RNA sequencing and expression analysis reveal a role for Lhx9 in the haploinsufficient adult mouse ovary.

Understanding the molecular pathways that underpin ovarian development and function is vital for improving the research approaches to investigating fertility. Despite a significant improvement in our knowledge of molecular activity in the ovary, many questions remain unanswered in the quest to understand factors influencing fertility and ovarian pathologies such as cancer. Here, we present an investigation into the expression and function of the developmental transcription factor LIM Homeobox 9 (LHX9) in the adult mouse ovary. We have characterized Lhx9 expression in several cell types of the mature ovary across follicle stages.

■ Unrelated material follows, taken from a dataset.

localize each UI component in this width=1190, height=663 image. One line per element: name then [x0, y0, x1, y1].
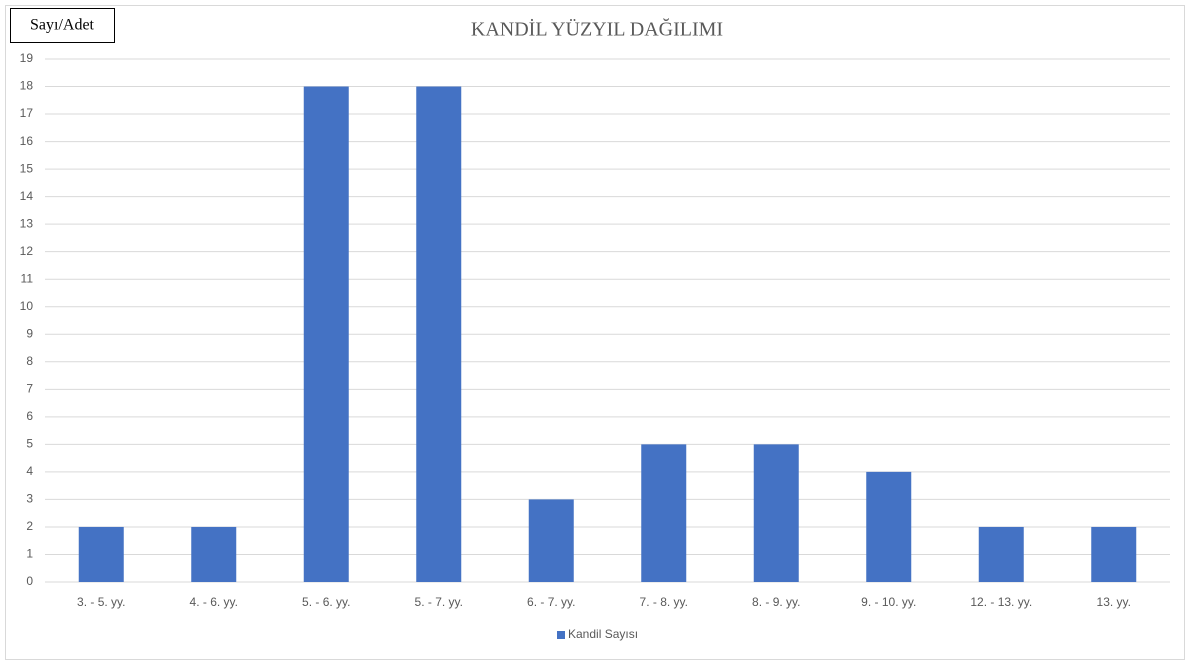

To evaluate possible LHX9 function in the adult ovary, we investigated ovarian anatomy and transcription in an Lhx9+/- knockout mouse model displaying subfertility. Despite a lack of gross anatomical differences between genotypes, RNA-sequencing found that 90 differentially expressed genes between Lhx9+/ - and Lhx9+/+ mice. Gene ontology analyses revealed a reduced expression of genes with major roles in ovarian steroidogenesis and an increased expression of genes associated with ovarian cancer. Analysis of the ovarian epithelium revealed Lhx9+/ - mice have a disorganized epithelial phenotype, corresponding to a significant increase in epithelial marker gene expression. These results provide an analysis of Lhx9 in the adult mouse ovary, suggesting a role in fertility and ovarian epithelial cancer.